Astra Zeneca feeling 'bruised' in vaccine row
- Published
AstraZeneca is desperately trying to take the heat out of an international row over vaccine allocations.
The EU is up in arms that while the UK remains "confident" it will receive its full order of 100 million doses of the jab developed with Oxford University, the company has downgraded its estimate for how many it will be able to supply to the EU.
Sources close to the company and also the government made the following points.
The European Medicines Agency hasn't even approved the AstraZeneca vaccine yet.
That approval is expected to be forthcoming this Friday. Any contract to deliver medicine would have been made subject to such approval.
AstraZeneca is not usually in the business of producing vaccines itself - the process has been largely outsourced to other makers.
The fact that the UK ordered its 100 million doses months ago and approved it weeks ago meant AstraZeneca was able to organise that supply chain.

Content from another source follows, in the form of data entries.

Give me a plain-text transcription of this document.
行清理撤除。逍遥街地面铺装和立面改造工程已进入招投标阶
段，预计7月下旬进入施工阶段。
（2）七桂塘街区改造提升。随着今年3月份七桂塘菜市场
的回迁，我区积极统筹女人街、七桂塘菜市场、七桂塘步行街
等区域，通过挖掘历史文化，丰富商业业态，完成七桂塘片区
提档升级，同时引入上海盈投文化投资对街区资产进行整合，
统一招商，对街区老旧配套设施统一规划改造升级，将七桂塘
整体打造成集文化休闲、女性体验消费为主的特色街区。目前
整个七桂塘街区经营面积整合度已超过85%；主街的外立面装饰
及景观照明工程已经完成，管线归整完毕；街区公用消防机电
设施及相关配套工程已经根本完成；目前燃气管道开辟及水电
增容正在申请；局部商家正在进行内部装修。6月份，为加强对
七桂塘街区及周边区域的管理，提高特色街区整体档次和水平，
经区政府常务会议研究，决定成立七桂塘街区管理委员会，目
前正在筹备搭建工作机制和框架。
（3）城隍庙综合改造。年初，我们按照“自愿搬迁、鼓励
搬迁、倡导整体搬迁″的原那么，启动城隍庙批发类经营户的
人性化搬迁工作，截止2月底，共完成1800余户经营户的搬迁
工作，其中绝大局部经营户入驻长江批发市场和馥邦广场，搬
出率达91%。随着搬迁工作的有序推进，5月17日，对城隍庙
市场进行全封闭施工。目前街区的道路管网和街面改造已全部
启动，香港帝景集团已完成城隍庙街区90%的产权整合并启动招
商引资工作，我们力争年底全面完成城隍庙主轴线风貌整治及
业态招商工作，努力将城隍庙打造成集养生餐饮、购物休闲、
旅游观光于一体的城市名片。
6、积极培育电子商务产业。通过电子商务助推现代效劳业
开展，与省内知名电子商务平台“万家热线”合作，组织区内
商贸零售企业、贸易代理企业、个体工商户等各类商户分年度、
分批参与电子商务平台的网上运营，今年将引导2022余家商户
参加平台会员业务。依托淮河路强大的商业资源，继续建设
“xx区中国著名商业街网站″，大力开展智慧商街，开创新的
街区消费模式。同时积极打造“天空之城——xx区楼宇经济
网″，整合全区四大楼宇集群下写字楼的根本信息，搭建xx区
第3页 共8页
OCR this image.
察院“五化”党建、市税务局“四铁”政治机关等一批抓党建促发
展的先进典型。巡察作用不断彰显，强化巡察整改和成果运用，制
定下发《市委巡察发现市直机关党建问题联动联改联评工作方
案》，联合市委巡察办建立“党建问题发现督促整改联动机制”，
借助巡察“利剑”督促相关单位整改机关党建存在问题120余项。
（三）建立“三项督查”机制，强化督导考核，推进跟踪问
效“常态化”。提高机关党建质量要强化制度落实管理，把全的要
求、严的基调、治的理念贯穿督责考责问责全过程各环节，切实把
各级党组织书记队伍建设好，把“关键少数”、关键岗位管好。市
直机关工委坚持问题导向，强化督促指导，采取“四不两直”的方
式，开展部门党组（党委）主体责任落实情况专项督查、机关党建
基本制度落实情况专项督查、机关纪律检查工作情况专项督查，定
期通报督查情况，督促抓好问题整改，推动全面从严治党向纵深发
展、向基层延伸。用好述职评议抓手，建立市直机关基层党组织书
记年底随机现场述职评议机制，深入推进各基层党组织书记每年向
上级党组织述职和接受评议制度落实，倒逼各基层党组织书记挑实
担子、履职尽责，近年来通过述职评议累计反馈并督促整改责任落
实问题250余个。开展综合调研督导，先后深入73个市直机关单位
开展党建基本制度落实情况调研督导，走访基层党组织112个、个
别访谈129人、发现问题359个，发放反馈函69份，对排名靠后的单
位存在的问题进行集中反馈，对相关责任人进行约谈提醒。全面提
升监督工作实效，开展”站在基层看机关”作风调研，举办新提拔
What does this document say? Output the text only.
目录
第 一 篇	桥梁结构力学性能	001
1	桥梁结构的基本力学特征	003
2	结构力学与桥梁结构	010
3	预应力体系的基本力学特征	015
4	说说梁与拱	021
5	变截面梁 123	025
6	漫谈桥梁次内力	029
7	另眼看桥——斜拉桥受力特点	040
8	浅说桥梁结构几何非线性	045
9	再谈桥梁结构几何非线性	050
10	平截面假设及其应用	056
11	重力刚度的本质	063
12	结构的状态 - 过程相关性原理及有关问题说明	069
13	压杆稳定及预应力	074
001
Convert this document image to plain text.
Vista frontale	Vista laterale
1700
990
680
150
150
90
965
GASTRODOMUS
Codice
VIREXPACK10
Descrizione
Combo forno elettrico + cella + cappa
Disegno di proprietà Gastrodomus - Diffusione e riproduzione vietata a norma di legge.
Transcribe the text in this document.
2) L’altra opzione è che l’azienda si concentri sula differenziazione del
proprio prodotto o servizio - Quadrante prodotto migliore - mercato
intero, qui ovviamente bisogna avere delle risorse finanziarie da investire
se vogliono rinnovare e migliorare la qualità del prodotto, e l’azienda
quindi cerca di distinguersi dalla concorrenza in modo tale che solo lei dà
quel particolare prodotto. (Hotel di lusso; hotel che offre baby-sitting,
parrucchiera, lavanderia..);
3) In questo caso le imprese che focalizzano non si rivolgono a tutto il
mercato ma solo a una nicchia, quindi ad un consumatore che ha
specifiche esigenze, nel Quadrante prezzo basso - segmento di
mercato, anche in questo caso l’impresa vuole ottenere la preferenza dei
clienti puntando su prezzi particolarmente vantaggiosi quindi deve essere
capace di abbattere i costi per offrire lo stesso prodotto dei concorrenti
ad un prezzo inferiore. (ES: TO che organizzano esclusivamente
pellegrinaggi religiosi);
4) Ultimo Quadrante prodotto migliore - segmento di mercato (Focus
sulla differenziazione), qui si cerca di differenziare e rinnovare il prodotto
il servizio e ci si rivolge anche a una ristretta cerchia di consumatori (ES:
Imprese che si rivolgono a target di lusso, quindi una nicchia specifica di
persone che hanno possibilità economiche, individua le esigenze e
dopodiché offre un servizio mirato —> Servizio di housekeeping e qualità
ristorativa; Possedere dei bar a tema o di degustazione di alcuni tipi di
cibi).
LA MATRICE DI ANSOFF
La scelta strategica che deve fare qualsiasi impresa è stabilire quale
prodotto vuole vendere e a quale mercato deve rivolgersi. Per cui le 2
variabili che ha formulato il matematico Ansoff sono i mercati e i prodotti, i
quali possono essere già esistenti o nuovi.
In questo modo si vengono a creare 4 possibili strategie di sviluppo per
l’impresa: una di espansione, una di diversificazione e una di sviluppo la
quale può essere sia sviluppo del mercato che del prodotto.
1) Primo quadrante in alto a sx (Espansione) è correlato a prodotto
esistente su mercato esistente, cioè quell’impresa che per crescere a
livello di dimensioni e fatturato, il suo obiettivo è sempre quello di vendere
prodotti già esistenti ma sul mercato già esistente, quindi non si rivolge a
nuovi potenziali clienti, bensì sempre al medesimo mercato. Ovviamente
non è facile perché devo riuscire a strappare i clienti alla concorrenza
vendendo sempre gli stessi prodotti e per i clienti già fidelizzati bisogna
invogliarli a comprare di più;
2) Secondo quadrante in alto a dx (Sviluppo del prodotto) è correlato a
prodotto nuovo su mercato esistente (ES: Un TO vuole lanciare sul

Late ordering and the fact the EU is still yet to approve the drug means that supply chain is at a much earlier stage.
Given there is a biological process to go through - in other words, there are some parts of production you can't hurry, nature has to do its thing - supply contracts would always include "wiggle room" and be on a "best efforts basis".
AstraZeneca seems confident they are not in legal breach of any contract.
The pharmaceutical giant is not making any money out of this.
It has promised to supply the drug at cost wherever the vaccine is sold in the world.
Another reason the sources feel it's very unfair is AstraZeneca has gone from being viewed as having pulled off an almost miraculous feat of innovation, while not profiting, to being thrust into the white heat of an unseemly international scramble for vaccines.
A scenario that one source admitted was probably always inevitable, given the stakes involved, and the undivided attention of the citizens of all countries of the world.